Following the principles for determining if a request fits, if you are not sure or simply can’t tackle the request in the timing being asked, you also need to be clear on your response.

The fact is that new ideas, requests, and information comes to you all the time and you need to be able to consume it and adjust priorities moving forward if warranted.   If the request is truly aligned with your plans but can’t be tackled immediately then you need to provide the stakeholder the same context as if you were saying no.

If this is an internal stakeholder, it is worth sharing some additional information like how this request would impact OKRs, product, or other team objectives.  

Why be so transparent?

If you have a solid Product Strategy and Outcome Roadmap that you are working towards, guided by well articulated team objectives then you are actually empowering this stakeholder to determine on their own that this can’t be done now.   Importantly, it also gives them a framework to analyze the situation and present you with why their request should be done sooner.

After all, if they can determine that your plans are actually better achieved by addressing their request sooner, then you want this to happen.   Keeping your rationale hidden from stakeholders will undermine trust and credibility in the long run.  Transparency is empowering for you, the product team, and the success of your product.

What about customers?

The days of companies and product managers hiding in obscurity are long over for enterprise software companies.  You can’t simply let customers log requests and then allow them to go unanswered.

Here again transparency is your friend.  While your specific product strategy might be too sensitive to share in detail with the outside market, you Product Vision should not be.   After all, in enterprise software, we frequently sell new customers in taking a ride with us based on a well articulated vision of the future.

Today, I recommend coupling this articulated and re-enforced Product Vision with transparency in how you handle the many requests you may receive from your customers.  Multiple Product Management tools in the market now have Idea and Feedback Management Tools (e.g.

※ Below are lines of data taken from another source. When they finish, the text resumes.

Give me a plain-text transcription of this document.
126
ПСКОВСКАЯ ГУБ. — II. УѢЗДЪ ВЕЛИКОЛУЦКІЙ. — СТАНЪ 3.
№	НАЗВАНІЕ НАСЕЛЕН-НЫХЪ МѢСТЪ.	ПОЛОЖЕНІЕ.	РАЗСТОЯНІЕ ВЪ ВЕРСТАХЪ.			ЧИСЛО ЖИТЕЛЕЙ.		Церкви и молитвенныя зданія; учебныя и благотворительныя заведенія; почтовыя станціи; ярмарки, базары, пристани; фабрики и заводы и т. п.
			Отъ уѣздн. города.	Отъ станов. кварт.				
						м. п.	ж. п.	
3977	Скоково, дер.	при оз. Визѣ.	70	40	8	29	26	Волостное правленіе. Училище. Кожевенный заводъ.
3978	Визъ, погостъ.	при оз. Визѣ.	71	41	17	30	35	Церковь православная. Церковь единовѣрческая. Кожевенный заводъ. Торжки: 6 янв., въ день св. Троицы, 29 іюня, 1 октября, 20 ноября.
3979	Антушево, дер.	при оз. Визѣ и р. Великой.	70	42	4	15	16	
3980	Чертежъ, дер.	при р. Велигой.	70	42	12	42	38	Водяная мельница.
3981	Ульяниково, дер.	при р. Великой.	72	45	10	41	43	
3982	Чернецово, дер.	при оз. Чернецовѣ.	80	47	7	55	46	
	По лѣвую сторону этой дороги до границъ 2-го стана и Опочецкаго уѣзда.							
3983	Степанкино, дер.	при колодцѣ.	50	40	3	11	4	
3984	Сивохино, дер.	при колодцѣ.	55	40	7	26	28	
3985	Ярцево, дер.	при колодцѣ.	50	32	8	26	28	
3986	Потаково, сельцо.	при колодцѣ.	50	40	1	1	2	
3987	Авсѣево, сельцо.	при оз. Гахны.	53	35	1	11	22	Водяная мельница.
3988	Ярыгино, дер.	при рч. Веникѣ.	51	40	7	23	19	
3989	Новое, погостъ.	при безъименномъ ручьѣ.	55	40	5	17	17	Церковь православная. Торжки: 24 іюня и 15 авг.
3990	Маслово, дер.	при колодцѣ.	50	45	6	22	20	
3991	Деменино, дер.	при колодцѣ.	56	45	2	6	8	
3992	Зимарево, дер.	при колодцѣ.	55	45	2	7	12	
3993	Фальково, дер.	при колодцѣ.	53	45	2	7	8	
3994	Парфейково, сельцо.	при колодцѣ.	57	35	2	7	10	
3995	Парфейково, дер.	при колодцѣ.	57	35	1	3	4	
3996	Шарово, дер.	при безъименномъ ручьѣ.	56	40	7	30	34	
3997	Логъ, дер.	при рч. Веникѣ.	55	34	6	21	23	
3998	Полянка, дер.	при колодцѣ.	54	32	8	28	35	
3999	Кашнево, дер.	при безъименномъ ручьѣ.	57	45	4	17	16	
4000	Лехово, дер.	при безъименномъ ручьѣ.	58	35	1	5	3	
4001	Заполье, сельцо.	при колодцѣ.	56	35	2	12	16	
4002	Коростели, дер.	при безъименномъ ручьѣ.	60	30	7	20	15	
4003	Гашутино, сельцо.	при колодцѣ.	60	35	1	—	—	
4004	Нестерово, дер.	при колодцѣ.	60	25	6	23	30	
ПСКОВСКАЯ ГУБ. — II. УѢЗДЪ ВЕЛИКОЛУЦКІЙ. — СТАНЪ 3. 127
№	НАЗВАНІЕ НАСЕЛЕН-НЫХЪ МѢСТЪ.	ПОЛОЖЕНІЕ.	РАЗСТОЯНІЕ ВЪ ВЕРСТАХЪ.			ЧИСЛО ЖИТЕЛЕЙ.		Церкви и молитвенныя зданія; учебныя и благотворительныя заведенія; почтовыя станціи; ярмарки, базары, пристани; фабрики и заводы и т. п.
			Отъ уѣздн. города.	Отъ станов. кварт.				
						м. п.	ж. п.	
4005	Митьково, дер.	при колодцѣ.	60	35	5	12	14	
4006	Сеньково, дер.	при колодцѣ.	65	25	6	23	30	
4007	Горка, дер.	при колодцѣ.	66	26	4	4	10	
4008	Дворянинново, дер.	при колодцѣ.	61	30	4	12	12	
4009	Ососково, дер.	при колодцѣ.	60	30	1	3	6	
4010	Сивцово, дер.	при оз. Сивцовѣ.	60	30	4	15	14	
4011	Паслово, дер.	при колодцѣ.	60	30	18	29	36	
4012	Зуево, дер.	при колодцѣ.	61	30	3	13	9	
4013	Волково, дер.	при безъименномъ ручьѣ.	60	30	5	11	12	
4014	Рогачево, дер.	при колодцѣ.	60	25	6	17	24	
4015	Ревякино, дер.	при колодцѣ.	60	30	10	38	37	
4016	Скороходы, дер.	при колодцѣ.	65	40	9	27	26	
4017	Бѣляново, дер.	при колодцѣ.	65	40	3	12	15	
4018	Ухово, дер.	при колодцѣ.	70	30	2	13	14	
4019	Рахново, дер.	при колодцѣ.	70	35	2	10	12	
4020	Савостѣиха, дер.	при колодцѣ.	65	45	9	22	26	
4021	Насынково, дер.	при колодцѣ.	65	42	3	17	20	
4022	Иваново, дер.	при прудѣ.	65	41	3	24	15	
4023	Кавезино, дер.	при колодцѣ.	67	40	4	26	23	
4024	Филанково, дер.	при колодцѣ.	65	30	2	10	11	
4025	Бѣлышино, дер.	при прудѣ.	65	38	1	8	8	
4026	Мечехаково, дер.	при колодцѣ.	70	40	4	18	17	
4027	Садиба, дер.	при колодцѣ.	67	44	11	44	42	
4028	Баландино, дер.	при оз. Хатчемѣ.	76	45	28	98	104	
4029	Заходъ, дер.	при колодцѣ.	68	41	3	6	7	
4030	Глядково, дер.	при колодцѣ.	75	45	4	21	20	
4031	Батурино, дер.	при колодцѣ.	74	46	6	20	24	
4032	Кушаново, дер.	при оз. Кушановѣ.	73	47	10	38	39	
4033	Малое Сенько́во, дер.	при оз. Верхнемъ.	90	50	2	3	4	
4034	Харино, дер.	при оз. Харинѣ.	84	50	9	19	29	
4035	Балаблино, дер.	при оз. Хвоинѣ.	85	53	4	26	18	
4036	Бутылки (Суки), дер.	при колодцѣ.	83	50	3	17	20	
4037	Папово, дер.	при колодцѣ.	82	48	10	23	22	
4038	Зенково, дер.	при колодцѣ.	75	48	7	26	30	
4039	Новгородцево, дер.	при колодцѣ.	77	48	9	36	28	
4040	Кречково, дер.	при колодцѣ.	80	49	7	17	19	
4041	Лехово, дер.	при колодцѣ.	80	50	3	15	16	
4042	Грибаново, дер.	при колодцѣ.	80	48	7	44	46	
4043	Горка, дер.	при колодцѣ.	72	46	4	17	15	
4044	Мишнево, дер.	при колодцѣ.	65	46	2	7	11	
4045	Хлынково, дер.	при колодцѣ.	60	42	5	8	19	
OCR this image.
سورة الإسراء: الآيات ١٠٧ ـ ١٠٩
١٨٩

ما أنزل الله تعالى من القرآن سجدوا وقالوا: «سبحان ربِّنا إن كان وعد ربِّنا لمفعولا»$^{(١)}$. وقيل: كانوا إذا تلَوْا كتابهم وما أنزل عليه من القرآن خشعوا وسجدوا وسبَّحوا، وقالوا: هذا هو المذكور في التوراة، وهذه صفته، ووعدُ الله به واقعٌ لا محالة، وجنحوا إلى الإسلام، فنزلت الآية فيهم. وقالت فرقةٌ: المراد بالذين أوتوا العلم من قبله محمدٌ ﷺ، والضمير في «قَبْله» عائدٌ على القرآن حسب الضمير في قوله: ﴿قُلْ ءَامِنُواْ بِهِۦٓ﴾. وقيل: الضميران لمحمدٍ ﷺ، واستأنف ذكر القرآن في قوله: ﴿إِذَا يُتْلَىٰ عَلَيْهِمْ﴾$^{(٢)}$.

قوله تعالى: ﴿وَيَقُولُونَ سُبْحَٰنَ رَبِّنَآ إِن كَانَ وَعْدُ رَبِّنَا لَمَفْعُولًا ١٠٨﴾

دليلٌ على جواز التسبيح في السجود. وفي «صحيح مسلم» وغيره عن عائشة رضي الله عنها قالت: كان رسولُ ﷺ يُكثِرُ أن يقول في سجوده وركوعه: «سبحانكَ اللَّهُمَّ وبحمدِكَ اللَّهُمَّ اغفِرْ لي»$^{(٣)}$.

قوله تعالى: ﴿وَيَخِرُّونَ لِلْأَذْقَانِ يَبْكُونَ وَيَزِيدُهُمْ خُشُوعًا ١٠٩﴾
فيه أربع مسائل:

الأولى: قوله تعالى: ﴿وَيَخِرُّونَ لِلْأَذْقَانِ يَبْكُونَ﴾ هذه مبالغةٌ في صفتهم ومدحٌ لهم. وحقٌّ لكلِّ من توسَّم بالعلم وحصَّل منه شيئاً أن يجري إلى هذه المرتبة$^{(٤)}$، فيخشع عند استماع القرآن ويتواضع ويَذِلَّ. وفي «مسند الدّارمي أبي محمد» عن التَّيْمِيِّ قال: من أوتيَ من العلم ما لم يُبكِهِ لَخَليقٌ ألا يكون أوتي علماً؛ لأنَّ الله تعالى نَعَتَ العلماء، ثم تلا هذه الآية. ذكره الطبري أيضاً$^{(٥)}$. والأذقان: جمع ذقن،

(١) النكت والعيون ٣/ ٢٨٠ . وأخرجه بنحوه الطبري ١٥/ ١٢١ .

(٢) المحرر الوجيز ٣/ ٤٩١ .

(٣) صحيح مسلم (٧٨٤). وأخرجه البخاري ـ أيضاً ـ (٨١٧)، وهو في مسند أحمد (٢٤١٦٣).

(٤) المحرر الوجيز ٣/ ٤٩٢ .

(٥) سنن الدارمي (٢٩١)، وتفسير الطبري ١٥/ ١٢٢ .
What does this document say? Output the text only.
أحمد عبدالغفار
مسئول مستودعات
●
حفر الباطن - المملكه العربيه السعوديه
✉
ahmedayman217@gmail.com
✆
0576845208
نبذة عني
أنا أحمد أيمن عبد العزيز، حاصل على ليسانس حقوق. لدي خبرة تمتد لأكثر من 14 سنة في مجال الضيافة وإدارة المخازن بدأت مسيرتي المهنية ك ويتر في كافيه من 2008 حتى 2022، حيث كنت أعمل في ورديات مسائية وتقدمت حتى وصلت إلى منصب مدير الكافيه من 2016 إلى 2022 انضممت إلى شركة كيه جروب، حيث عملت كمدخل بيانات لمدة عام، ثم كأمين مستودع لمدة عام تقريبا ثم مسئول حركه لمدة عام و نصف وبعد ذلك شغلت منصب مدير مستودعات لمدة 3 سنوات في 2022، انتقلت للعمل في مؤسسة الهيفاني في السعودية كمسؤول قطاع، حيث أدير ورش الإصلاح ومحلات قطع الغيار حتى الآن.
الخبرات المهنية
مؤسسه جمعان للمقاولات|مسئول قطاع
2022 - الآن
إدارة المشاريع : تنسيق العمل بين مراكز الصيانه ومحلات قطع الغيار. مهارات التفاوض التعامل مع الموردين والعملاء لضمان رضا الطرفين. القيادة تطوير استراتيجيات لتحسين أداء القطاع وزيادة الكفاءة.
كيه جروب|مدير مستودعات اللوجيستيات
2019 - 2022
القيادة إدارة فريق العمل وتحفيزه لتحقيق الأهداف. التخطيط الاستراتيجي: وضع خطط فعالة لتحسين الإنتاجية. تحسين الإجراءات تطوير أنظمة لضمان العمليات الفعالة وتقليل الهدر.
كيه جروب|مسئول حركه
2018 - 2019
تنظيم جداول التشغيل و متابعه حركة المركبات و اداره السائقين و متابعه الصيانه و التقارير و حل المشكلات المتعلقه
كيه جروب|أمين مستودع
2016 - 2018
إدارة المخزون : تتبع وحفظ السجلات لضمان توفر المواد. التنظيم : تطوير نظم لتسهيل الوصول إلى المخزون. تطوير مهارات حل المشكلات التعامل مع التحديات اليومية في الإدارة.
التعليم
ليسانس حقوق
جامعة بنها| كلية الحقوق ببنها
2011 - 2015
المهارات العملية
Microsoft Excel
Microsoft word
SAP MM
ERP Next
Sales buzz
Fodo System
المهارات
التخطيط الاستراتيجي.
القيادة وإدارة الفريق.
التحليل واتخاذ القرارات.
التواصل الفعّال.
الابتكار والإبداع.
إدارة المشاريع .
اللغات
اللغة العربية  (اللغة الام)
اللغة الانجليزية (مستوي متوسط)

Aha!, craft.io, ProductHQ) where customers can submit and vote on the ideas of their peers.

By actively responding to these requests you demonstrate that you are listening. Even better, your customers are telling you exactly what they believe will make your product better.  When you flag ideas as “Not Planned”, you are also telling your customers just how focused you are in delivering value.

Conclusion

Saying No, like other other things in Product Management, is much easier when you have a clearly articulated Product Vision, Strategy, and Roadmap.   In fact, when these things are in place, you end up having to say No less frequently because there is a shared clarity of the future.   

Instead requests from stakeholder become conversations about how some idea might support that plan.  Providing transparency and giving a voice to your stakeholders will end up providing you with greater leverage of your own time.  Stakeholders will effectively become an extension of the product team helping you deliver on that Product Vision.